Nach dem zweiten Absatz dieses Artikels sind die in Abs. 1 genannten wirtschaftlichen Tätigkeiten alle Tätigkeiten eines Erzeugers, Händlers oder Dienstleistenden einschließlich der Tätigkeiten der Urproduzenten, der Landwirte sowie der freien Berufe und der diesen gleich gestellten Berufe. Als wirtschaftliche Tätigkeit gilt auch eine Leistung, die die Nutzung von körperlichen oder nicht körperlichen Gegenständen zur nachhaltigen Erzielung von Einnahmen umfasst.

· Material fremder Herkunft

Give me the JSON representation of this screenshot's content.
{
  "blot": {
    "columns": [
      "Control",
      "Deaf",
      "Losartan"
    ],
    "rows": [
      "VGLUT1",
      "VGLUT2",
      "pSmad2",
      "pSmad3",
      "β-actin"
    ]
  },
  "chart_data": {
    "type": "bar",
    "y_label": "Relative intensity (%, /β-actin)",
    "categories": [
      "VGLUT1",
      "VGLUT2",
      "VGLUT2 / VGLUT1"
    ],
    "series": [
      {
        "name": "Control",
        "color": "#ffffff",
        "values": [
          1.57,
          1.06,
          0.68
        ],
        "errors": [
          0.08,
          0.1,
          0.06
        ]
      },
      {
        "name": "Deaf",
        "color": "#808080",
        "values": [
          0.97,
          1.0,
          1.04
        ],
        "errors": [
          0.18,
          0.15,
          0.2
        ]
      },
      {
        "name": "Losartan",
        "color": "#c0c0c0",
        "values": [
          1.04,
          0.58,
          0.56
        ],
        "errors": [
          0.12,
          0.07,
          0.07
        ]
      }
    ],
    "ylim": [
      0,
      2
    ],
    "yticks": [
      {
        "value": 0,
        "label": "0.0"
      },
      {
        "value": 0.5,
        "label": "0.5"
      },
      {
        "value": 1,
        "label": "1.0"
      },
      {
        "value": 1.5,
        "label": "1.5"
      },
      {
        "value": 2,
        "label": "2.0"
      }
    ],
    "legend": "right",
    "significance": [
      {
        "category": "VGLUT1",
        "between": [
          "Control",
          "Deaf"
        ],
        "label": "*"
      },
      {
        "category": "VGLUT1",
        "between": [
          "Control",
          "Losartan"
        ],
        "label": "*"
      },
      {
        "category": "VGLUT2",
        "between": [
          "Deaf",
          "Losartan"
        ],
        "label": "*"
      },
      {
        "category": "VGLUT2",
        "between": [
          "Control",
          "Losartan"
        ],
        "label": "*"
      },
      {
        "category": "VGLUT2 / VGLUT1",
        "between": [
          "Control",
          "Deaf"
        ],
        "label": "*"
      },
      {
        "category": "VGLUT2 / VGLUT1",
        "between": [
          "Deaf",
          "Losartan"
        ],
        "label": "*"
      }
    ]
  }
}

Im Urteil vom 21. März 2000, C-110/98 bis C-147/98 (Gabalfrisa SL u.a.), auf welches sich die belangte Behörde in der Begründung der angefochtenen Bescheide zu berufen versucht, hat der EuGH zunächst daran erinnert, dass das in den Art. 17 ff der
6. Mehrwertsteuerrichtlinie geregelte Recht auf Vorsteuerabzug integrierender Bestandteil des Mechanismus der Mehrwertsteuer ist und grundsätzlich nicht eingeschränkt, sondern für die gesamte Steuerbelastung der vorausgehenden Umsatzstufen sofort ausgeübt werden kann (RNr. 43). Unter Hinweis auf das von der beschwerdeführenden Partei ins Treffen geführte Urteil vom 14. Februar 1985, 268/83 (Rompelman), hat der EuGH im Urteil vom 21. März 2000 sodann den Standpunkt wiederholt, dass der Grundsatz der Neutralität der Mehrwertsteuer hinsichtlich der Abgabenbelastung des Unternehmens es verlangt, dass schon die ersten Investitionsausgaben, die für die Zwecke eines Unternehmens oder zu dessen Verwirklichung getätigt werden, als wirtschaftliche Tätigkeiten angesehen werden. Es würde diesem Grundsatz nämlich zuwiderlaufen, wenn als Beginn der wirtschaftlichen Tätigkeiten erst der Zeitpunkt angesetzt würde, von dem an das Grundstück tatsächlich genutzt wird, d.h. die zu versteuernden Einkünfte entstehen. Bei jeder anderen Auslegung des Art. 4 der Richtlinie würde der Wirtschaftsteilnehmer mit den Mehrwertsteuerkosten belastet, ohne dass er sie gemäß Art. 17 abziehen könnte, und es würde willkürlich zwischen Investitionsausgaben vor und während der tatsächlichen Nutzung eines Grundstücks unterschieden (RNr. 45). In RNr. 46 desselben Urteils schließlich hat der EuGH klargestellt, dass Art. 4 der 6. Mehrwertsteuerrichtlinie die Abgabenverwaltung nicht hindert, objektive Nachweise für die erklärte Absicht zu verlangen, zu besteuerten Umsätzen führende wirtschaftliche Tätigkeiten aufzunehmen. Diese Überlegung findet sich schon in dem von der beschwerdeführenden Partei ins Treffen geführten Urteil des EuGH vom 14. Februar 1985 (Rompelman), wenn es dort in RNr. 24 heißt, dass derjenige, der einen Vorsteuerabzug vornimmt, nachzuweisen hat, dass die Voraussetzungen hiefür gegeben sind und dass er Steuerpflichtiger ist, sodass Art. 4 der
6. Mehrwertsteuerrichtlinie dem nicht entgegen steht, dass die Abgabenverwaltung objektive Belege für die erklärte Nutzungsabsicht verlangt, in welchem Zusammenhang der EuGH als Beispiel "den Nachweis der besonderen Eignung der zu errichtenden Räumlichkeiten für eine gewerbliche Nutzung" anführt. Im Urteil vom 21. März 2000 findet sich unter RNr. 52 schließlich auch noch der Hinweis des EuGH, dass Maßnahmen, welche die Mitgliedstaaten nach Art. 22 Abs. 8 der 6. Mehrwertsteuerrichtlinie erlassen dürfen, um die genaue Erhebung der Steuer sicher zu stellen und Steuerhinterziehungen zu verhindern, nicht über das hinausgehen dürfen, was zur Erreichung dieser Ziele erforderlich ist, und daher auch nicht so eingesetzt werden dürfen, dass sie das Recht auf Vorsteuerabzug systematisch in Frage stellen.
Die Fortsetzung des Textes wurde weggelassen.